January 28, 2004

Okay, Howard Dean is Almost Finished

To call Dean's second place finish in New Hampshire "close" is to approach a cliff face, jump off, and attempt to land on the ground without so much as a bruise. But apparently it's worse than that. Howard Dean is now down to $5 million. Barring a Missouri win next Tuesday, it looks like we may stuck with Kerry. Unless Dean musters up Robert Kennedy-like support in California and many of the big states, and reenergizes his campaign. Kennedy, however, was more of an idealist than Dean is. And it ain't exactly 1968.

However, while I woefully miscalculated the percentage points, I was dead-on in my place predictions.

[UPDATE: Dan Spencer has compiled all blog NH predictions with success and failure rates.]

Posted by DrMabuse at January 28, 2004 01:18 PM
Comments

Yes, I'm afraid you may be right. Unless he can convince someone like Clark to sign onto his campaign. I'm pretty sure Kerry win win MO - the Dems there tend to be on the conservative and establishment side. I think the only mini Tuesday race Dean has a chance of winning would be NM. Too bad that probably won't hold him until he gets to places where he has a bigger base of support like MI, CA, and NY.

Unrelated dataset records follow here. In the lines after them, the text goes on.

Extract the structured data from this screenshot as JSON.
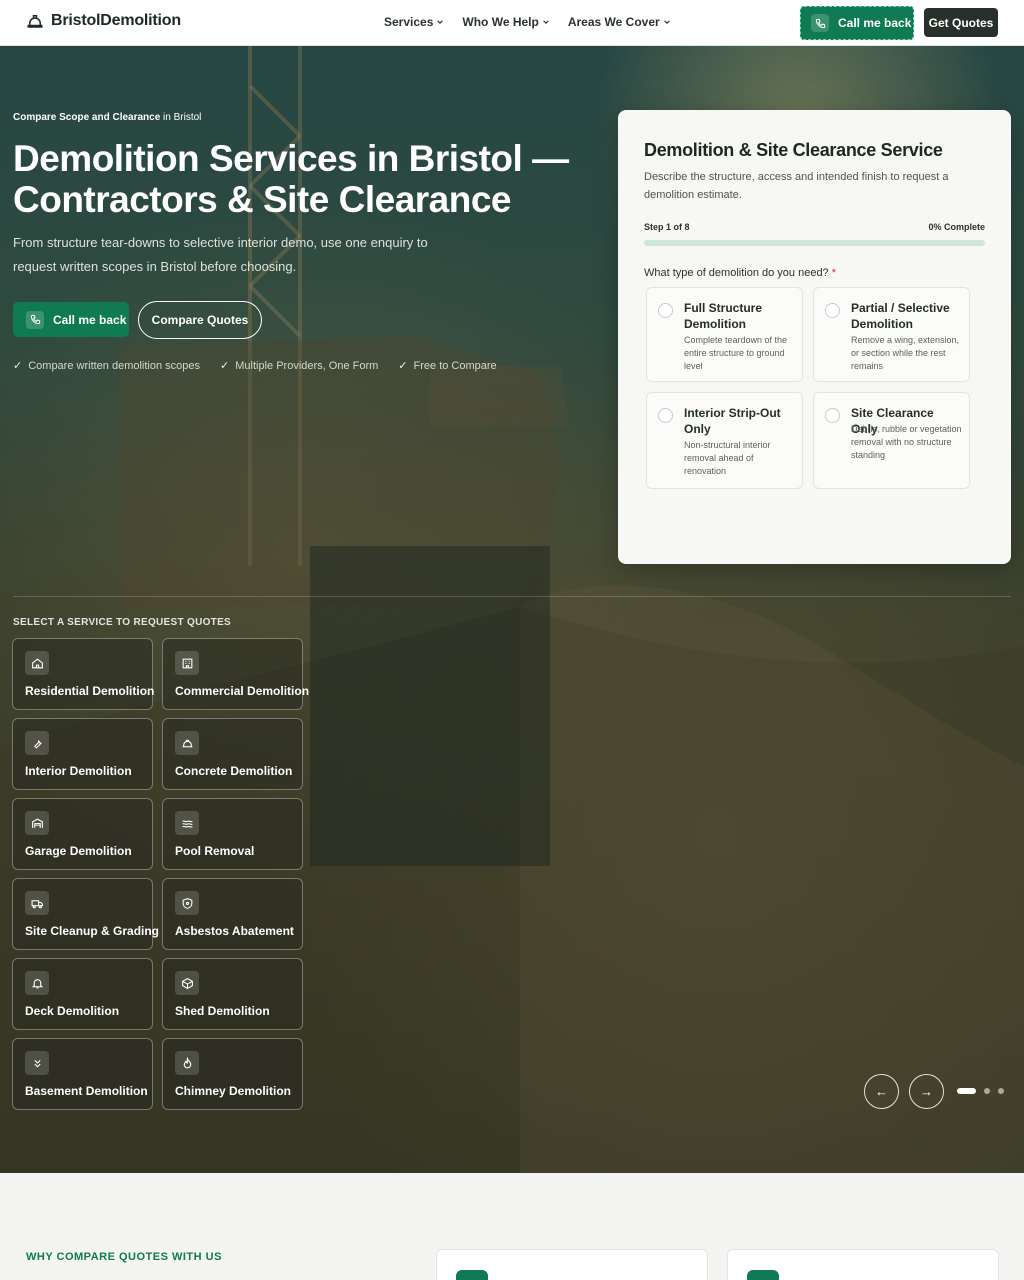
{
  "nav": {
    "logo": "BristolDemolition",
    "menu": [
      {
        "label": "Services"
      },
      {
        "label": "Who We Help"
      },
      {
        "label": "Areas We Cover"
      }
    ],
    "call_label": "Call me back",
    "quotes_label": "Get Quotes"
  },
  "hero": {
    "eyebrow_bold": "Compare Scope and Clearance",
    "eyebrow_rest": " in Bristol",
    "title": "Demolition Services in Bristol — Contractors & Site Clearance",
    "subtitle": "From structure tear-downs to selective interior demo, use one enquiry to request written scopes in Bristol before choosing.",
    "call_label": "Call me back",
    "compare_label": "Compare Quotes",
    "badges": [
      "Compare written demolition scopes",
      "Multiple Providers, One Form",
      "Free to Compare"
    ]
  },
  "form": {
    "title": "Demolition & Site Clearance Service",
    "description": "Describe the structure, access and intended finish to request a demolition estimate.",
    "step": "Step 1 of 8",
    "percent": "0% Complete",
    "progress": 0,
    "question": "What type of demolition do you need?",
    "required_mark": "*",
    "options": [
      {
        "title": "Full Structure Demolition",
        "desc": "Complete teardown of the entire structure to ground level"
      },
      {
        "title": "Partial / Selective Demolition",
        "desc": "Remove a wing, extension, or section while the rest remains"
      },
      {
        "title": "Interior Strip-Out Only",
        "desc": "Non-structural interior removal ahead of renovation"
      },
      {
        "title": "Site Clearance Only",
        "desc": "Debris, rubble or vegetation removal with no structure standing"
      }
    ]
  },
  "services": {
    "heading": "SELECT A SERVICE TO REQUEST QUOTES",
    "items": [
      {
        "label": "Residential Demolition",
        "icon": "house-icon"
      },
      {
        "label": "Commercial Demolition",
        "icon": "building-icon"
      },
      {
        "label": "Interior Demolition",
        "icon": "wrench-icon"
      },
      {
        "label": "Concrete Demolition",
        "icon": "hardhat-icon"
      },
      {
        "label": "Garage Demolition",
        "icon": "garage-icon"
      },
      {
        "label": "Pool Removal",
        "icon": "waves-icon"
      },
      {
        "label": "Site Cleanup & Grading",
        "icon": "truck-icon"
      },
      {
        "label": "Asbestos Abatement",
        "icon": "shield-icon"
      },
      {
        "label": "Deck Demolition",
        "icon": "bell-icon"
      },
      {
        "label": "Shed Demolition",
        "icon": "box-icon"
      },
      {
        "label": "Basement Demolition",
        "icon": "chevrons-down-icon"
      },
      {
        "label": "Chimney Demolition",
        "icon": "flame-icon"
      }
    ]
  },
  "carousel": {
    "prev": "←",
    "next": "→"
  },
  "why": {
    "heading": "WHY COMPARE QUOTES WITH US"
  },
  "colors": {
    "accent": "#0f7a53",
    "dark": "#27302a",
    "card": "#f7f7f5"
  }
}
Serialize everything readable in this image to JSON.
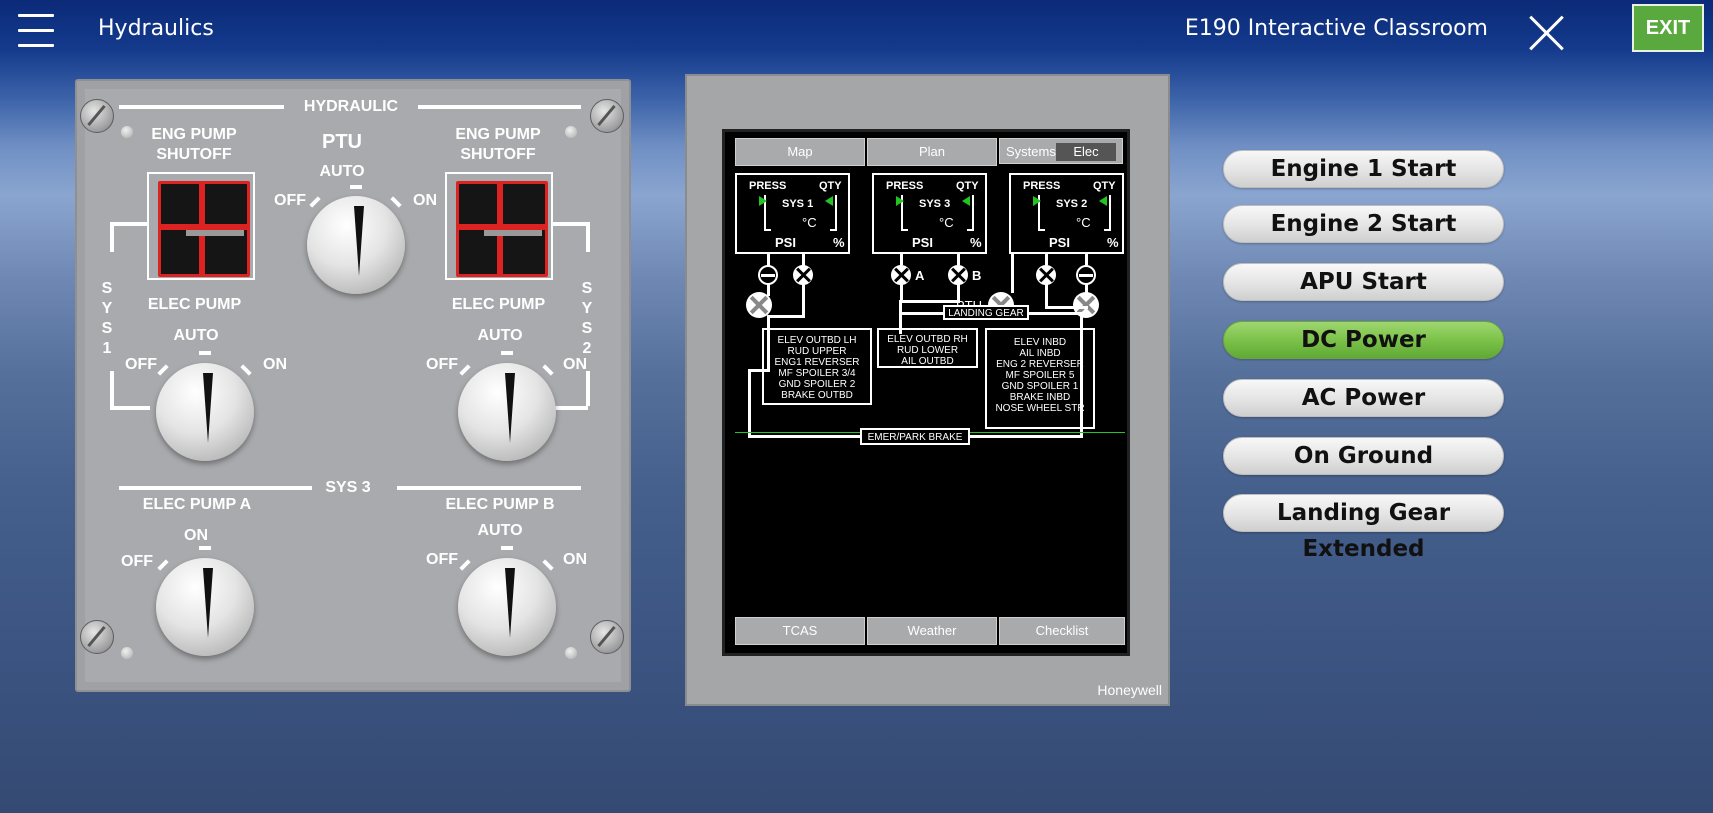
{
  "header": {
    "page_title": "Hydraulics",
    "app_title": "E190 Interactive Classroom",
    "exit_label": "EXIT"
  },
  "hydraulic_panel": {
    "title": "HYDRAULIC",
    "eng_pump_shutoff_left": "ENG PUMP\nSHUTOFF",
    "eng_pump_shutoff_right": "ENG PUMP\nSHUTOFF",
    "ptu": {
      "label": "PTU",
      "auto": "AUTO",
      "off": "OFF",
      "on": "ON"
    },
    "sys1_label": "SYS1",
    "sys2_label": "SYS2",
    "elec_pump_left": {
      "label": "ELEC PUMP",
      "auto": "AUTO",
      "off": "OFF",
      "on": "ON"
    },
    "elec_pump_right": {
      "label": "ELEC PUMP",
      "auto": "AUTO",
      "off": "OFF",
      "on": "ON"
    },
    "sys3_label": "SYS 3",
    "elec_pump_a": {
      "label": "ELEC PUMP A",
      "on": "ON",
      "off": "OFF"
    },
    "elec_pump_b": {
      "label": "ELEC PUMP B",
      "auto": "AUTO",
      "off": "OFF",
      "on": "ON"
    }
  },
  "display": {
    "top_tabs": [
      "Map",
      "Plan",
      "Systems"
    ],
    "systems_sub": "Elec",
    "bottom_tabs": [
      "TCAS",
      "Weather",
      "Checklist"
    ],
    "brand": "Honeywell",
    "sys_boxes": [
      {
        "name": "SYS 1",
        "press": "PRESS",
        "qty": "QTY",
        "temp": "°C",
        "psi": "PSI",
        "pct": "%"
      },
      {
        "name": "SYS 3",
        "press": "PRESS",
        "qty": "QTY",
        "temp": "°C",
        "psi": "PSI",
        "pct": "%"
      },
      {
        "name": "SYS 2",
        "press": "PRESS",
        "qty": "QTY",
        "temp": "°C",
        "psi": "PSI",
        "pct": "%"
      }
    ],
    "valve_a": "A",
    "valve_b": "B",
    "ptu_label": "PTU",
    "landing_gear": "LANDING GEAR",
    "emer_park_brake": "EMER/PARK BRAKE",
    "consumers_sys1": [
      "ELEV OUTBD LH",
      "RUD UPPER",
      "ENG1 REVERSER",
      "MF SPOILER 3/4",
      "GND SPOILER 2",
      "BRAKE OUTBD"
    ],
    "consumers_sys3": [
      "ELEV OUTBD RH",
      "RUD LOWER",
      "AIL OUTBD"
    ],
    "consumers_sys2": [
      "ELEV INBD",
      "AIL INBD",
      "ENG 2 REVERSER",
      "MF SPOILER 5",
      "GND SPOILER 1",
      "BRAKE INBD",
      "NOSE WHEEL STR"
    ]
  },
  "actions": [
    {
      "label": "Engine 1 Start",
      "active": false
    },
    {
      "label": "Engine 2 Start",
      "active": false
    },
    {
      "label": "APU Start",
      "active": false
    },
    {
      "label": "DC Power",
      "active": true
    },
    {
      "label": "AC Power",
      "active": false
    },
    {
      "label": "On Ground",
      "active": false
    },
    {
      "label": "Landing Gear Extended",
      "active": false
    }
  ],
  "colors": {
    "active_button": "#7cc24a",
    "exit_button": "#5aa93f",
    "pump_shutoff_red": "#dd2222",
    "eicas_green": "#22c422"
  }
}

Posted by: Charles at January 29, 2004 01:06 AM

The fascinating question is why anybody who knows anything about presidential politics would believe that Howard Dean has ever had a chance to get elected is difficult for me to understand. Arguing that he has balanced a budget which, truth be told is smaller than most large cities, makes him capable of running the U.S. Treasury? Jimmy Carter (probably the most decent man we've ever elected) got to Washington and found out that the people he needed to run the government were people who had expierience running the government. Dean has played on Americans inherent distrust of Government, and admirably the doomed to fail militarism of this administration, expecting they would never get aroungd to looking at him and his qualifications to be president. It is not just the rant, it is the underlying question that has been there from the begining - is this man qualified to be president? Once people get beyond using their votes as protests I think the overwhelming answer is going to be no.